We were lucky to be assigned to land on Wittman’s long Runway 36 instead of 27 with the colored dots; typically during flights at AirVenture, demo pilots usually want to do the landing if told to land on one of 27’s dots. Our Vref was just 88 knots after flying for nine tenths of an hour and burning 440 pounds of fuel. The landing was completely normal, but as soon as the nose dropped onto the runway, Vaupell told me to stand on the brakes so I could feel the anti-skid system working. I pushed on the brakes as hard as I could and immediately could feel them “popping” as the 550 abruptly but smoothly came to a stop.
Flying with the sidestick immediately felt completely natural, and the Eclipse jet is one of those airplanes that wraps itself around the pilot and makes the pilot feel at one with the airplane. But when I hand-flew the 550, I was a little surprised to find that the handling was not as light as I expected.

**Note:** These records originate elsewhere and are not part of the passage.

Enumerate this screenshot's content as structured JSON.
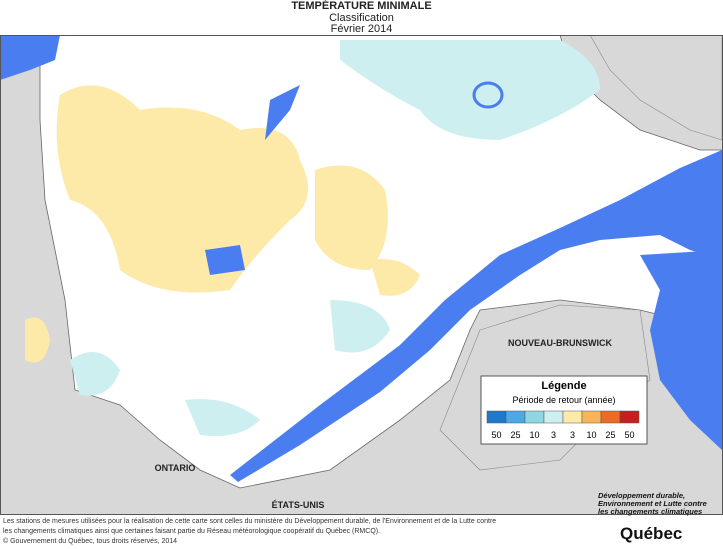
{
  "header": {
    "title": "TEMPÉRATURE MINIMALE",
    "subtitle": "Classification",
    "date": "Février 2014"
  },
  "map": {
    "labels": [
      "NOUVEAU-BRUNSWICK",
      "ONTARIO",
      "ÉTATS-UNIS"
    ]
  },
  "legend": {
    "title": "Légende",
    "subtitle": "Période de retour (année)",
    "classes": [
      {
        "label": 50,
        "color": "#1f78c8"
      },
      {
        "label": 25,
        "color": "#4fa8e6"
      },
      {
        "label": 10,
        "color": "#8fd6e3"
      },
      {
        "label": 3,
        "color": "#cdeff0"
      },
      {
        "label": 3,
        "color": "#fde9a8"
      },
      {
        "label": 10,
        "color": "#f7b45a"
      },
      {
        "label": 25,
        "color": "#ec6a2a"
      },
      {
        "label": 50,
        "color": "#c81e1e"
      }
    ]
  },
  "footer": {
    "note": "Les stations de mesures utilisées pour la réalisation de cette carte sont celles du ministère du Développement durable, de l'Environnement et de la Lutte contre les changements climatiques ainsi que certaines faisant partie du Réseau météorologique coopératif du Québec (RMCQ).",
    "copyright": "© Gouvernement du Québec, tous droits réservés, 2014",
    "logo_text": "Développement durable, Environnement et Lutte contre les changements climatiques",
    "logo_name": "Québec"
  }
}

The 550 has always looked like a sporty jet, and it is, but the flight controls are definitely not sporty-feeling and could even be described as somewhat heavy although certainly harmonious. Such handling characteristics aren’t bad, however, and probably have a lot to do with the Eclipse models’ stellar safety record. This is, after all, an airplane targeting owner-pilots who are moving up from much less sophisticated airplanes.
While it isn’t designed to carry large loads over long distances, the 550 is capable transportation for the typical business aviation flight of fewer than two people. Eclipse Aerospace’s excellent QRA iPad app makes weight-and-balance and performance calculations simple and is also a great way to get to know the airplane’s capabilities. With three 180-pound people on board, for example, the 550 can carry a full load of fuel and 60 pounds of luggage. At this weight and fuel load, the 550 could fly 1,000 nm at long-range cruise of 317 ktas at 37,000 feet, with one hour of fuel remaining at the destination. Block fuel burn would average a tad more than 400 pph for both engines. Time to climb to 37,000 feet is about 21 minutes in ISA conditions, and this is an efficient altitude for the 550, although it can fly at up to 41,000 feet. At high-speed cruise (360 ktas), fuel burn at 37,000 feet is 425 pph and at long-range cruise it drops to 342 pph.
Make no mistake, the Eclipse 550 is not a toy; it is every bit as sophisticated as many larger jets, and pilots need to make sure they’re properly trained and current. The IS&S Avio 2.7 flight deck is as complex and capable as any of those in the newer Part 25 jets, if not more so.